The second focus I would like to develop is related to my present role as leader of the Scientific Machine Learning research group at RAL. There is now much activity world-wide in the application of the latest advances in AI and Machine Learning technologies to scientific data. This is one of the few areas where the academic research community has large and complex data sets that can compete with the ‘Big Data’ available to industry. Extracting new scientific insights from these datasets will require the use of advanced statistical techniques, including Bayesian methods and ‘deep learning’ technologies. In addition, an extensive education program to train researchers in the application of these data analytic technologies will be necessary and can build upon practical experience in applying such methods to ‘Big Scientific Data.’ In this way CODATA can help train a new generation of data analysts who are not only able to generate new insights from scientific data but also to spur innovation with industry and aid economic development.
While at Microsoft Research, I was a founding Board member of the RDA organization.
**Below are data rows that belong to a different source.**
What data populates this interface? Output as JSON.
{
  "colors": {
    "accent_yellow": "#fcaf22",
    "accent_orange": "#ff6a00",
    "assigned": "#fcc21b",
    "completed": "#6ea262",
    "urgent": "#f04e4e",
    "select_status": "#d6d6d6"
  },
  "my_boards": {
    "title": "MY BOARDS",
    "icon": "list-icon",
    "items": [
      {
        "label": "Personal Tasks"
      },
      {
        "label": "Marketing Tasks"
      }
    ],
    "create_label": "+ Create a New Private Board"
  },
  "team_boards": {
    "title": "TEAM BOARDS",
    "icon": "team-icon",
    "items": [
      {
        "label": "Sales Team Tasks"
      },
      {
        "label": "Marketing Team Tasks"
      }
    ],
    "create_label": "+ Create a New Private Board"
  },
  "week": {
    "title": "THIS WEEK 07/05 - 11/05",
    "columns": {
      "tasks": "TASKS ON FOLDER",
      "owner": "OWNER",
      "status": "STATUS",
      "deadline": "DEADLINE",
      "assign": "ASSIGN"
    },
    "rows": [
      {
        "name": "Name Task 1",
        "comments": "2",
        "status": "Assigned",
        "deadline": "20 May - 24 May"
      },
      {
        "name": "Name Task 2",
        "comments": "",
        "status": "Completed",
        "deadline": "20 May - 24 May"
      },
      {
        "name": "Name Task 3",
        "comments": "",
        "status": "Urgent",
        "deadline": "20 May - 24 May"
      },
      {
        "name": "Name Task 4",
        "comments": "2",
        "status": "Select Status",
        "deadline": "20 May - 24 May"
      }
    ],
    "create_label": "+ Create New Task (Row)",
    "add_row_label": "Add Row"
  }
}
As an RDA Board member, I liaised extensively with both the NSF in the USA, and with the Commission in Europe, and assisted in facilitating the constructive cooperation of RDA with CODATA. I will therefore bring extensive management experience to the leadership of CODATA – from my experience in the university sector as research group leader, department chair and dean of engineering, in UK research funding councils as a program director and chief data scientist, and in industry as manager of a globally distributed outreach team. I am disappointed to see the absence of many European countries from the CODATA membership and, through my experience in European research projects, I would seek to encourage these missing nations to become members of the organization. In addition, in my role at Microsoft Research, I spent considerable time visiting universities and funding agencies in Central and South America, and in Asia. I believe there is considerable potential to interest non-member countries in these regions in the relevance of the data science agenda of CODATA. Finally, although I will certainly bring my vision, enthusiasm and energy to the role of CODATA President, I believe that we must harvest the energy and enthusiasm of the entire CODATA community to take the organization forward to a new level of influence and effectiveness.